Ces mesures doivent s’intégrer dans une politique générale des transports englobant les transports aériens, la route, la voie d’eau et les oléoducs, visant à créer entre les différents modes de transport un climat de « saine concurrence », c’est-à-dire de concurrence contrôlée. L’objectif final est d’obtenir le meilleur emploi des moyens de transports et de rechercher le coût économique et social minimum pour la collectivité, tout en respectant le libre choix de l’usager. Ceci ne signifie pas qu’il faut que l’usager conserve à sa disposition un nombre surabondant, donc ruineux pour la collectivité, de moyens de transport.

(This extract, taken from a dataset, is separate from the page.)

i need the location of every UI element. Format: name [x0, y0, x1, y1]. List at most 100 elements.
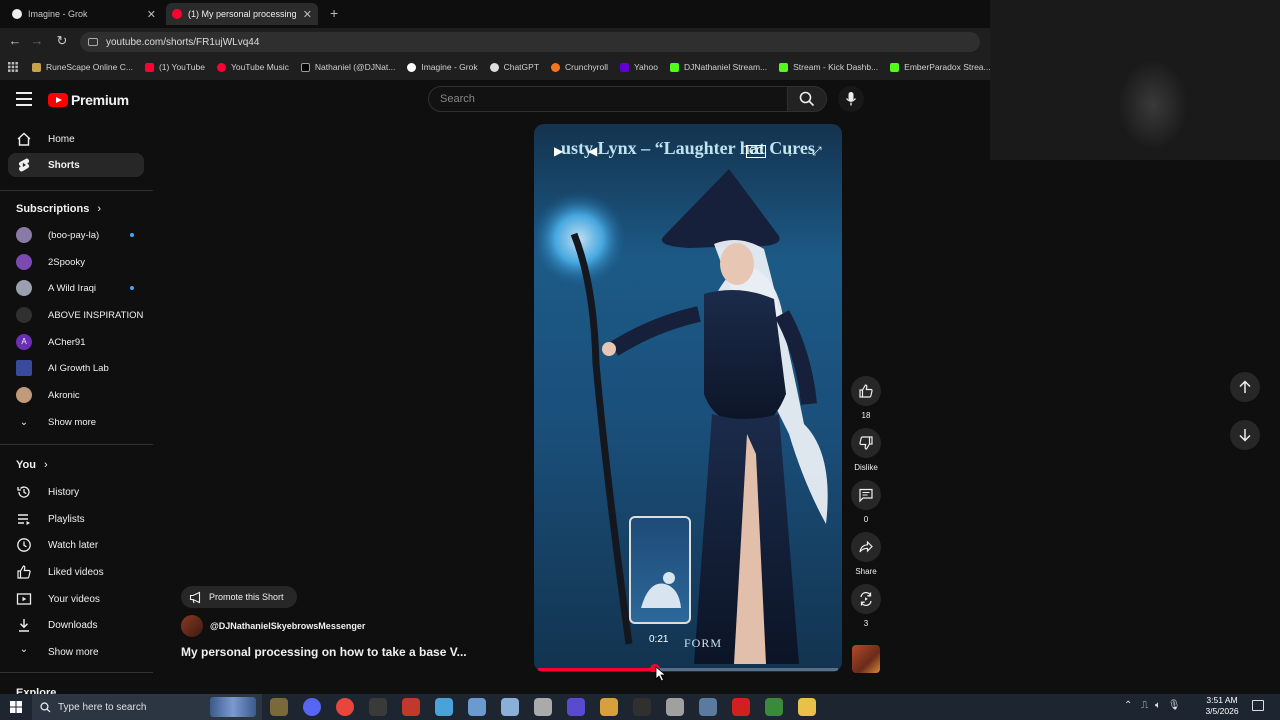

 L’avenir du chemin de fer

Dans une politique générale ainsi définie, le chemin de fer a sa large place. Il convient de le débarrasser des transports sur lignes secondaires qui sont une séquelle de la période du monopole ferroviaire de fait alors qu’il n’existait aucun transport important sur route. De même, il lui faut renoncer à disputer à l’avion les voyageurs effectuant des parcours supérieurs à 800 km ou comportant sur de plus petites distances une traversée maritime. Cette limite ne se modifiera d’ailleurs guère avec la vitesse des avions, bien qu’elle doive croître dans l’avenir en valeur relative plus que celle des trains, parce que, sur un distance inférieure à 800 km, une très grande partie du temps de transport par avion se passe en fait à terre et que l’accès aux aéroports comme les délais de formalités et d’attente aux aéroports ne pourront que s’accroître, avec la congestion des villes et le développement du trafic aérien.

Pour un trafic concentré sur des lignes convenablement équipées, le chemin de fer dispose sur ses concurrents de qualités précieuses. Au point de vue économique, son prix de revient diminue quand l’utilisation augmente et le coût du transport n’est battu que par les grandes voies d’eau naturelles et les grands oléoducs. Au point de vue technique, il offre sur la voie d’eau l’avantage d’une plus grande vitesse, et cet avantage il le possède aussi sur la route pour le transport des voyageurs. Sur tous ses concurrents, sauf l’oléoduc, il offre les avantages de la ponctualité, de la sécurité et de l’insensibilité presque totale aux conditions atmosphériques...

Bien qu’on n’entrevoie pas sur les transports ferroviaires de l’avenir de progrès techniques aussi spectaculaires que ceux que l’on peut attendre de l’avion, il n’est pas exclu d’envisager pour l’avenir des trains à commande entièrement automatique circulant à des vitesses moyennes de l’ordre de 200 km. Ces vitesses sont déjà envisagées au Japon et font l’objet d’études de la part de certains réseaux européens. Ces trains offriront aux voyageurs un confort accru par le conditionnement de l’air, une meilleure suspension, une meilleure insonorisation. Assurés d’une très bonne fréquentation par la clientèle d’affaires qui recherche la vitesse et le confort plus que le bas prix, ils constitueront une source de revenus et non de déficit. Les marchandises seront transportées à des vitesses supérieures à 100 km/h, dans des wagons spécialement étudiés pour le trafic à assurer. Les trains ne perdront plus de temps dans les triages grâce à l’attelage automatique, et les progrès des transports combinés assureront la livraison par la route au destinataire dans les meilleures conditions.

Tel est l’avenir que l’on peut – sans présomption – envisager pour le chemin de fer, si les gouvernements, à qui incombe une coordination des transports qui est dans leur intérêt, veulent bien promouvoir sans considération pour des formules périmées, qui trop souvent ont tendu à faire du chemin de fer un organisme administratif ou un agent électoral, une politique générale des transports basée sur l’abaissement du coût moyen et par conséquent l’augmentation de la richesse nationale et l’élévation du niveau de vie.